Die Antworten der Lernenden liefern uns wohl erste Hinweise über die Teilnehmerzufriedenheit mit dem kompetenten Trainer und die Wahrnehmung der organisatorischen Rahmenbedingungen. Doch nur wenige Ausbilder und Auftraggeber bemühen sich um die Klärung der viel interessanteren Fragen:

  • Was nehmen Sie aus dem heutigen Training für Ihre Praxis mit?
  • Wie hoch auf einer Skala von 1 bis 10 schätzen Sie die Möglichkeit, das Gelernte an Ihrem Arbeitsplatz umsetzen zu können?

Oder klären mit dem Auftraggeber, zeitverschoben, die konkrete Effektivität des Trainings:

  • Sind als Folge des Trainings messbare Verhaltensänderung bei den Mitarbeitenden beobachtbar?
  • Haben diese Veränderungen positive Wirkungen auf das finanzielle Ergebnis?

Die von mir hier skizzierten Fragen stehen neben der geläufigen Klärung der Zufriedenheit für die vier Ebenen des Weiterbildungs-Nutzens und damit für das Modell, welches Kirkpatrick in den 1950er-Jahren propagierte.

Seine Begriffe lauteten damals reaction, learning, behavior und results. Sie bezeichnen Kriterien, mit denen die Wirksamkeit von Trainings untersucht werden sollen.
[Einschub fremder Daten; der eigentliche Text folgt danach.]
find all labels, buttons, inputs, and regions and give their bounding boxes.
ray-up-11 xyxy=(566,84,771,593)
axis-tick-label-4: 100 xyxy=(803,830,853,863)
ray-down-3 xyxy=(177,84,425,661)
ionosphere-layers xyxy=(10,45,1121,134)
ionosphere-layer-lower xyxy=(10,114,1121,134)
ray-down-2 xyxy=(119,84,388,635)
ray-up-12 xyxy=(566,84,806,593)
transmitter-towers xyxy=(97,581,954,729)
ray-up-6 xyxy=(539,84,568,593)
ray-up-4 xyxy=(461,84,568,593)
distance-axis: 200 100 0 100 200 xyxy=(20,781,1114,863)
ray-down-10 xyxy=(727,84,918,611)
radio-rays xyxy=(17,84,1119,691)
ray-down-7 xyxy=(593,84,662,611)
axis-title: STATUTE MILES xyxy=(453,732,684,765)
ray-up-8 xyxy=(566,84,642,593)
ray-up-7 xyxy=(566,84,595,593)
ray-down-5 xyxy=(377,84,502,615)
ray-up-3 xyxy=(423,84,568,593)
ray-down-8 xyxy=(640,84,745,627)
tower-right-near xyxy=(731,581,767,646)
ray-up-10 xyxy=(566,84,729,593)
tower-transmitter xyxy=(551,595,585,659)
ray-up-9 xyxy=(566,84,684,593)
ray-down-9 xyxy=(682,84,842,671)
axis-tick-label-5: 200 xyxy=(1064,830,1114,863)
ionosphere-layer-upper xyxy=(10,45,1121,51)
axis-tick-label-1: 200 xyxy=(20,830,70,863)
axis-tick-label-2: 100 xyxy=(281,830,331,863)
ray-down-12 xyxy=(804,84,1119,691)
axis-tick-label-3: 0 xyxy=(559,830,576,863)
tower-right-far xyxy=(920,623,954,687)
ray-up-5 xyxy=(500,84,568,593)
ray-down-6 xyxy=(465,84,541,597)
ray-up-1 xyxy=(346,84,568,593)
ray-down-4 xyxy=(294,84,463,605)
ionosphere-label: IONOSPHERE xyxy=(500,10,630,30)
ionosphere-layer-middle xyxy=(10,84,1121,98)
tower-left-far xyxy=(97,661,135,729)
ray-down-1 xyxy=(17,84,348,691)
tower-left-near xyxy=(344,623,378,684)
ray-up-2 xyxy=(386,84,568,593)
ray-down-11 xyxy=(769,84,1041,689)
Ich beschreibe sie hier kurz:

  1. Ebene: Zufriedenheit (reaction)
  2. Ebene: Lernen (learning)
  3. Ebene: Verhalten (behavior)
  4. Ebene: Ergebnisse (results)

Wenn ich in meinen Trainings und Inhouse-Schulungen die 1. Ebene beleuchte, messe ich, wie die Teilnehmenden auf die Weiterbildung reagieren. Ich frage danach, ob die Präsentation zu „Didaktischer Reduktion“ gelungen ist. Ob ich das Thema interessant und abwechslungsreich vermittelte. Und ob die von mir ausgewählten Inhalte und Beispiele für ihre Welt relevant waren. Aus den Antworten der Teilnehmenden kann ich erkennen, ob mein Angebot akzeptiert wurde. Positive Rückmeldungen zeigen mir: Das Design des Trainings und mein Präsentationsstil ist angekommen.
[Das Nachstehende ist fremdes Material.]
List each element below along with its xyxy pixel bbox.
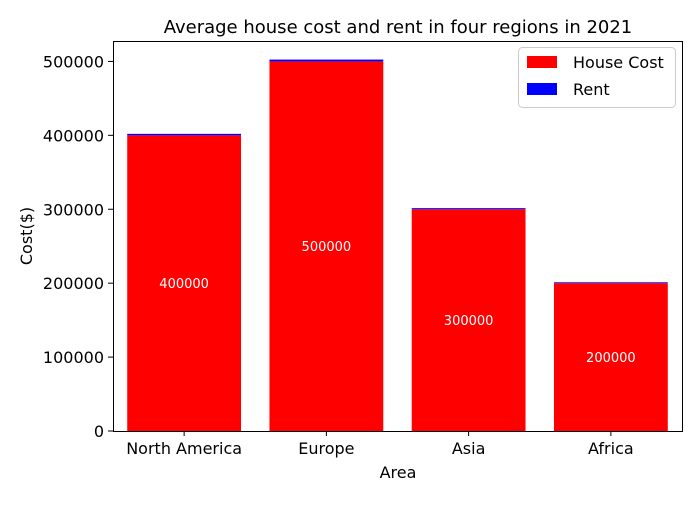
legend-swatch bbox=[527, 56, 557, 68]
y-tick-label: 400000 bbox=[43, 126, 104, 145]
legend: House Cost Rent bbox=[518, 47, 676, 108]
y-tick-label: 100000 bbox=[43, 348, 104, 367]
bar-rent bbox=[411, 208, 526, 210]
bar-rent bbox=[127, 133, 242, 136]
bar-value-label: 300000 bbox=[444, 314, 494, 329]
x-tick-label: Asia bbox=[452, 439, 486, 458]
bar-house-cost bbox=[127, 135, 242, 432]
bar-house-cost bbox=[269, 61, 384, 431]
y-axis-ticks: 0 100000 200000 300000 400000 500000 bbox=[43, 52, 113, 441]
bar-value-label: 500000 bbox=[302, 240, 352, 255]
y-tick-label: 300000 bbox=[43, 200, 104, 219]
bar-house-cost bbox=[411, 209, 526, 431]
bar-value-label: 400000 bbox=[159, 277, 209, 292]
bar-house-cost bbox=[553, 283, 668, 431]
y-axis-label: Cost($) bbox=[17, 207, 36, 265]
legend-swatch bbox=[527, 83, 557, 95]
bar-value-label: 200000 bbox=[586, 351, 636, 366]
y-tick-label: 500000 bbox=[43, 52, 104, 71]
x-tick-label: Europe bbox=[298, 439, 354, 458]
bar-rent bbox=[553, 282, 668, 284]
y-tick-label: 200000 bbox=[43, 274, 104, 293]
x-tick-label: North America bbox=[126, 439, 242, 458]
x-axis-label: Area bbox=[380, 463, 417, 482]
x-tick-label: Africa bbox=[588, 439, 634, 458]
bars-group bbox=[127, 59, 668, 432]
plot-frame bbox=[113, 41, 683, 432]
legend-frame bbox=[518, 47, 676, 108]
bar-rent bbox=[269, 59, 384, 62]
legend-label: House Cost bbox=[573, 53, 664, 72]
bar-labels-group: 400000 500000 300000 200000 bbox=[159, 240, 635, 366]
chart-title: Average house cost and rent in four regi… bbox=[164, 17, 633, 38]
legend-label: Rent bbox=[573, 80, 610, 99]
y-tick-label: 0 bbox=[94, 422, 104, 441]
x-axis-ticks: North America Europe Asia Africa bbox=[126, 431, 634, 458]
Auf der 2. Ebene fragen wir, ob die Teilnehmenden ihr Wissen ergänzten und ihre Fähigkeiten erweiterten. Eigentlich geht es hier um die Frage, ob überhaupt etwas gelernt wurde. Damit wir objektive Zahlen erhalten, muss vor und nach dem Training gemessen werden. Denn nur so finden wir heraus, über welches Wissen die Teilnehmenden schon vor unserem Auftritt verfügten…und was wir in der Weiterbildung vermitteln konnten. Auf dieser Ebene finden wir folglich heraus, ob die von uns eingesetzten Methoden wirksam waren, die intendierten Lernziele zu erreichen.

Die 3. Ebene prüft, ob eine Verhaltensänderung erkennbar ist. Darauf zielt letztlich jede Weiterbildung ab: Auf ein erweitertes Verhaltensrepertoire. Wir prüfen damit, ob ein Lerntransfer zum Arbeitsplatz stattgefunden hat. Als Messverfahren empfehlen sich Test oder noch besser Beobachtungen. Für aussagekräftige Ergebnisse, muss auch das Umfeld der Lernenden befragt werden, das sind die Kollegen oder die Vorgesetzten.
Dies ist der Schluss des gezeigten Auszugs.